To grasp the full weight of what Peter is saying, we need to remember our spiritual destitution prior to regeneration. We possessed unrepentant hearts that were “more deceitful than all else and . . . desperately sick; who can understand it?” (Jeremiah 17:9). In Romans 3, Paul uses quotes from the Old Testament to describe how comprehensive our depravity was: “There is none righteous, not even one; there is none who understands, there is none who seeks for God; all have turned aside, together they have become useless; there is none who does good, there is not even one” (Romans 3:10–12). He sums up the corruption of that rebellious state: “There is no fear of God before their eyes” (Romans 3:18). Not only were we incapable of escaping our depravity, we were unwilling to do so. Before the Spirit did His illuminating work through the Word, we had no fear of the Lord or of the due penalty of our sins.

From that horrendous state, Peter says we “have been born again not of seed which is perishable but imperishable, that is, through the living and enduring word of God” (1 Peter 1:23). Peter identifies this Word as the source of our spiritual transformation. Borrowing a metaphor from the life of Christ, Peter describes the Word as an imperishable seed. Just as Jesus explained to His disciples in Matthew 13, a faithful sower cast seed onto soil prepared by the Spirit, and the seed bore fruit (Matthew 13:3–23). Describing the Bible’s transforming power, James says, “In the exercise of His will He brought us forth by the word of truth, so that we would be a kind of first fruits among His creatures” (James 1:18). Referring to the saving work of the Word, John writes in his gospel, “These have been written so that you may believe that Jesus is the Christ, the Son of God; and that believing you may have life in His name” (John 20:31). And in response to all that Scripture has already accomplished in our lives, Peter charges us to cultivate a hunger for it.

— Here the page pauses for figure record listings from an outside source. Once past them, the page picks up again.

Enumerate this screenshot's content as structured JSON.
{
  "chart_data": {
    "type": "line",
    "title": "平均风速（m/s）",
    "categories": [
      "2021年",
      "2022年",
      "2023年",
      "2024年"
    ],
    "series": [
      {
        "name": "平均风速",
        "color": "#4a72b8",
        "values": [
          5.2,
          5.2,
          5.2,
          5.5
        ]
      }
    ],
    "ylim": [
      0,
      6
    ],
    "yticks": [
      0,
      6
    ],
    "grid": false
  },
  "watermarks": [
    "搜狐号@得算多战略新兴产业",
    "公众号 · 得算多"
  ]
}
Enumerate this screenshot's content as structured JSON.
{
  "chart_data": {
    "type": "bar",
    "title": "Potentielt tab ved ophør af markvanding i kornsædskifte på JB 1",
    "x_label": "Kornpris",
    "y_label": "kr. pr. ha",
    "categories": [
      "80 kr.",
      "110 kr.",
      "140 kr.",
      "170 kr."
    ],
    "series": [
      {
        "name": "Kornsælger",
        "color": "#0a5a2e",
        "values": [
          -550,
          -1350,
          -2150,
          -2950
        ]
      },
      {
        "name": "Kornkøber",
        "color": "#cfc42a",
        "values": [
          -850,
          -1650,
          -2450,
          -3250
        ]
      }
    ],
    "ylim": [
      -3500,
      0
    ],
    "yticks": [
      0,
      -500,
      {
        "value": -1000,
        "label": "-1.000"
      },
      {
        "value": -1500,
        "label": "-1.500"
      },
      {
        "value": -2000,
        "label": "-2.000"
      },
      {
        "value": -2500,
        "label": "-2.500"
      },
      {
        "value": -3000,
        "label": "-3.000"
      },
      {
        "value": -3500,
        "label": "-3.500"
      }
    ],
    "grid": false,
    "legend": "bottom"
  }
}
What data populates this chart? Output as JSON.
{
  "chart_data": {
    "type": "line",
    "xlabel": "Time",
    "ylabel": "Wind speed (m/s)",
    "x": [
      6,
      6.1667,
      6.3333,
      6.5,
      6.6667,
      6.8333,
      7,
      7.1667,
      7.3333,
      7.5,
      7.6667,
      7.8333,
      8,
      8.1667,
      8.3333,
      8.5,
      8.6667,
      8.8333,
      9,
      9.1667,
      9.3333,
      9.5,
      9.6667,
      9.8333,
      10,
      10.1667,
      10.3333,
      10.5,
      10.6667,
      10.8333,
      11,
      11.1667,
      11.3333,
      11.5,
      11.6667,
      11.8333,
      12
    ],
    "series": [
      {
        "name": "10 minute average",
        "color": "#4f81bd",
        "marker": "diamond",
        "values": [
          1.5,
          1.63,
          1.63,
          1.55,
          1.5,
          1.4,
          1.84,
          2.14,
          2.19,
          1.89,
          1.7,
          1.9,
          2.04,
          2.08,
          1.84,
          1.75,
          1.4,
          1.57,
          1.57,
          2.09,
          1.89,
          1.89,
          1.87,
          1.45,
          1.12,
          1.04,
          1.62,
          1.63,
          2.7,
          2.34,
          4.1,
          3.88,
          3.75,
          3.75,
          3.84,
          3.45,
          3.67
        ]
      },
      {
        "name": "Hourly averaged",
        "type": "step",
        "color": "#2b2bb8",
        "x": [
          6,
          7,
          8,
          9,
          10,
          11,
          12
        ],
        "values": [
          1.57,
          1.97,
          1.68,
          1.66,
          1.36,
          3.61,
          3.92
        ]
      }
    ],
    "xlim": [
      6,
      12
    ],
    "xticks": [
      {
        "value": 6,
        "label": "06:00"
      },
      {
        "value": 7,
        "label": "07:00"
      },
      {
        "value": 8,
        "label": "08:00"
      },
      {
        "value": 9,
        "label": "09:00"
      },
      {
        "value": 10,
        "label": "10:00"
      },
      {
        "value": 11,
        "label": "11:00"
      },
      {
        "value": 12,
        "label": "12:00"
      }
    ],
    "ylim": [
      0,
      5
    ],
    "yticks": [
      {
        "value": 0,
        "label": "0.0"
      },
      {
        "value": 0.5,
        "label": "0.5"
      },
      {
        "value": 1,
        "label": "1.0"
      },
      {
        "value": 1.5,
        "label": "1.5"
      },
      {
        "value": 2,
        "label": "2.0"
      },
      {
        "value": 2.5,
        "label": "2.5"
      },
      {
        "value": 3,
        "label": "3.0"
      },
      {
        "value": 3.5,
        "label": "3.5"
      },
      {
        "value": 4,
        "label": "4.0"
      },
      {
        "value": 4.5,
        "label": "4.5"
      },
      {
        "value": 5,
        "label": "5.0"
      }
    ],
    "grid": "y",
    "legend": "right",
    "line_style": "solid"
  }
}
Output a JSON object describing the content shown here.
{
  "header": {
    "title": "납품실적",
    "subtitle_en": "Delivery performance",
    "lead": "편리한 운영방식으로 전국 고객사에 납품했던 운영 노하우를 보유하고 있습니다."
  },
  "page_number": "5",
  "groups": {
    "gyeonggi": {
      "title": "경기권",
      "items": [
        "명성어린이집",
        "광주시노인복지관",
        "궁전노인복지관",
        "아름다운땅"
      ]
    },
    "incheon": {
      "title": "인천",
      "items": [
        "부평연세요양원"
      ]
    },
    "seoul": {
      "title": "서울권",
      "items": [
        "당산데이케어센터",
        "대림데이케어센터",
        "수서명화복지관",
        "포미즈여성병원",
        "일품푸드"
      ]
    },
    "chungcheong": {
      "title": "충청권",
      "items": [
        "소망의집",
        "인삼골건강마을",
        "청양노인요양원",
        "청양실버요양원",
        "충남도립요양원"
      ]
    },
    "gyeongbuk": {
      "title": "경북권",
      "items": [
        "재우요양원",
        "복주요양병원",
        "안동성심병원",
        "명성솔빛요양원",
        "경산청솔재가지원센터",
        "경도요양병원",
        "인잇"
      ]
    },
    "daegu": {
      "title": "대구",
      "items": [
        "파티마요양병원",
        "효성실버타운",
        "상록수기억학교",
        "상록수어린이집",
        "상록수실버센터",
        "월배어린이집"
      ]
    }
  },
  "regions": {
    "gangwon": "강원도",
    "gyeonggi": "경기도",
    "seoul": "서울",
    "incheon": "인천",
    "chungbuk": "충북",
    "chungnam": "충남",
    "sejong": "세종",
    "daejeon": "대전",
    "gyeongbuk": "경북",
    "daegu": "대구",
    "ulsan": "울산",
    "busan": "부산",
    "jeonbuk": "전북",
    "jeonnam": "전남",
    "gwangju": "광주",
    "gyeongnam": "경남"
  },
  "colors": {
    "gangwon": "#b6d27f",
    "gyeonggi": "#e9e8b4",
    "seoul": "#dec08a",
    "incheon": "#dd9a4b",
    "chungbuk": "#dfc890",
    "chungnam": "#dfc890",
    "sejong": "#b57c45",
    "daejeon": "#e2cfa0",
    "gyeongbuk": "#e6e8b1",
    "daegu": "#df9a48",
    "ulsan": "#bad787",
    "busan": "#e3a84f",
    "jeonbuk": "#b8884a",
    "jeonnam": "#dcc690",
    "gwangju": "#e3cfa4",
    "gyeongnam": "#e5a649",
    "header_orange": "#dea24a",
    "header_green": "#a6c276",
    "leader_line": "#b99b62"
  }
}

Why? Because the power of God’s Word does not fade, diminish, or wither (1 Peter 1:24). It is the source of both our transformation and our sanctification. It is our spiritual sustenance (Matthew 4:4). It gives us stability and security: “Therefore everyone who hears these words of Mine and acts on them, may be compared to a wise man who built his house on the rock” (Matthew 7:24). Scripture is “the word of [God’s] grace, which is able to build you up and to give you the inheritance among all those who are sanctified” (Acts 20:32). It is “the word of life” (Philippians 2:16). Regarding its power, the writer of Hebrews says, “The word of God is living and active and sharper than any two-edged sword, and piercing as far as the division of soul and spirit, of both joints and marrow, and able to judge the thoughts and intentions of the heart” (Hebrews 4:12). God’s living Word, active and powerful, saves, sustains, and sanctifies His people.

Believers recognize the Word for what it is and for what it does in their lives. Writing to the Thessalonians, Paul said, “For this reason we also constantly thank God that when you received the word of God which you heard from us, you accepted it not as the word of men, but for what it really is, the word of God, which also performs its work in you who believe” (1 Thessalonians 2:13). Scripture was instrumental in our salvation, and it continues to perform God’s work in us. Moreover, we know it accomplishes God’s work without fail.

For as the rain and the snow come down from heaven, and do not return there without watering the earth and making it bear and sprout, and furnishing seed to the sower and bread to the eater; so will My word be which goes forth from My mouth; it will not return to Me empty, without accomplishing what I desire, and without succeeding in the matter for which I sent it. (Isaiah 55:10–11)

If we want to experience God’s supernatural work in our lives, we must understand that the Holy Spirit accomplishes it only through His Word. He has ordained no other means, no momentary emotional or existential experience that can catapult us to some greater spiritual maturity. We cannot set aside our Bibles and expect His sanctifying work to continue uninterrupted. God saved us through the power of His Word, and its work is not finished. We must increase our hunger for His truth, knowing it is the sole source of our spiritual lives and the only means by which the Spirit conforms us into the image of His Son.